Putin can call on an arsenal of T-72B3 tanks and Iskander-M rockets already deployed on the Ukrainian border; and on Kalibr cruise missiles deployed on ships in the Black Sea. The Russian Air Force can fly in nearly 1,000 state-of-the-art combat aircraft, such as the Sukhoi Su-35S.

Russia’s combat doctrine has evolved even more than its equipment. The approach it now follows in combating such “asymmetrical warfare” has been variously referred to as “hybrid warfare”, “grey area operations” or “cross-domain coercion”, in which the use of force – real or threatened – is mixed with diplomacy, propaganda and cyberattacks, aimed at causing a collapse of the will of the target audience.

When it comes to full-scale warfare, many of the older forces the Kremlin has deployed on the Ukrainian border may not be up to par with modern armies such as the US military or forces that the NATO could put to use.

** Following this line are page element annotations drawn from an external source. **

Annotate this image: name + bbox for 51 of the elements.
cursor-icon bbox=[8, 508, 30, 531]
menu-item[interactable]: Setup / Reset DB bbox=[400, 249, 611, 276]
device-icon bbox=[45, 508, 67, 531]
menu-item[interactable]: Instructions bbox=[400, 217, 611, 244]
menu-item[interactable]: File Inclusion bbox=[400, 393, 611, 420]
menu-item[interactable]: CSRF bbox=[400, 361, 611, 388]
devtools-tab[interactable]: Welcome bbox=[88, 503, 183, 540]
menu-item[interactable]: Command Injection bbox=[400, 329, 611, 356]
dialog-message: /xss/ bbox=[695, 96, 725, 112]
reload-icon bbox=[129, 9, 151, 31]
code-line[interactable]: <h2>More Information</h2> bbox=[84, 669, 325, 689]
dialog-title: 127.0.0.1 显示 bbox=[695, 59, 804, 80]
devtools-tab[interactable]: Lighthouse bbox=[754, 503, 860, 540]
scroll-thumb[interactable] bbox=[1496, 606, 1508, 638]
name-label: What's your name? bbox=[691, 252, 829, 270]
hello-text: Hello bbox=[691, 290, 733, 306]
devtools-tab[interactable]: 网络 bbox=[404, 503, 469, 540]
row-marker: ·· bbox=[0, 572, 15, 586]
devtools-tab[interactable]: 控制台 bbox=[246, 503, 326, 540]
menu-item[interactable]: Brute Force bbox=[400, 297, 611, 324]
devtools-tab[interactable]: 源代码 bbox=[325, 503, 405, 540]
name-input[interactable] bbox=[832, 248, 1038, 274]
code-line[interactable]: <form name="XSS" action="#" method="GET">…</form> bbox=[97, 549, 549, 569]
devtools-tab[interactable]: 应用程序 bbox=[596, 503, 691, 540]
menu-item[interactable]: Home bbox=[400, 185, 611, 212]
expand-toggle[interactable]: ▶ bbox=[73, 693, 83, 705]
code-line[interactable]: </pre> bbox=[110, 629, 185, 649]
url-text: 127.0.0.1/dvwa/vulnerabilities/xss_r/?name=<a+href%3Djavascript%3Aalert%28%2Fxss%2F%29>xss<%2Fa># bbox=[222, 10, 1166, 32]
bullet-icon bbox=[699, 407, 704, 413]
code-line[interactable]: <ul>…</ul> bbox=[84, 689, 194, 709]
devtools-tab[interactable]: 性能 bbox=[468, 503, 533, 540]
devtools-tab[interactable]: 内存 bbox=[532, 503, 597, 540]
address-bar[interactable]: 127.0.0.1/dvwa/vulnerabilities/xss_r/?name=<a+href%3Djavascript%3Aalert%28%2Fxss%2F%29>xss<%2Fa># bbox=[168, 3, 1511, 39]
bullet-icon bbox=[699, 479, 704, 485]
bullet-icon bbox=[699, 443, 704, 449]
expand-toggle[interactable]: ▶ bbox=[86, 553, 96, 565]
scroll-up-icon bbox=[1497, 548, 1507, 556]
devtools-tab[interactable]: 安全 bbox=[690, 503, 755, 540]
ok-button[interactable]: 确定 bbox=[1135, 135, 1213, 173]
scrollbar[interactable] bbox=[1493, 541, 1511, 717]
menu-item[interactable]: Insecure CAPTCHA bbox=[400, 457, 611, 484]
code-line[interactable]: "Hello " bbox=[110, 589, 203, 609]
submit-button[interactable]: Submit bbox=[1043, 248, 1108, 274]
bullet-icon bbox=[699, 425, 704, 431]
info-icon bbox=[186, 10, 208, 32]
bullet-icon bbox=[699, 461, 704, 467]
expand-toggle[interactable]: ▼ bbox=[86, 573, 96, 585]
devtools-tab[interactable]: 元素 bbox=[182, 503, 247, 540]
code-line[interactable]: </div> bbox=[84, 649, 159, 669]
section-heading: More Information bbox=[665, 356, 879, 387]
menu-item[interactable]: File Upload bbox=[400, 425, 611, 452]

However, Russian doctrine aims to achieve political goals through psychological disruption, eliminating unnecessary bloodshed.

The intervention in Syria has hardened Moscow’s soldiers. After the extensive combat experience gained there, Russian Defense Minister Sergei K Shoigu said that all Russian ground commanders, 92% of air force pilots and 62% of the navy had now a combat experience.

The way to go

Ukrainian journalist Veronika Melkozerova claims Moscow is creating fake panic with the threat that “Russia could invade at any time. Run for your life.”

Melkozerova writes: “Russia invaded (Crimea) 8 years ago and waged Hybrid War against Ukraine, which has already killed 14,000 people. So “Russia could resume the active phase of the war” would be more accurate.

If so, what could happen to Ukraine? Western nations have lent their support to Kiev, but very few of them want to engage in a fire or even hybrid war with Russia.

The United States and the United Kingdom supplied arms to Kiev. Germany plans to send a field medical facility next month but will not transfer military equipment. This is the advantage of “hybrid warfare”: it creates denial, which makes it difficult for other countries to take tough action.

Economic sanctions offer perhaps the best way to punish Moscow. The United States and its European allies have promised to hit Russia financially. No details have been publicly discussed, so Putin can keep guessing.

Washington is considering removing Russia from the SWIFT financial system, which moves money around the world. This would deal a blow to the Russian economy, in the short and long term, by cutting Russia off from most international financial transactions. This includes profits from oil and gas production, which currently account for more than 40% of Russia’s income.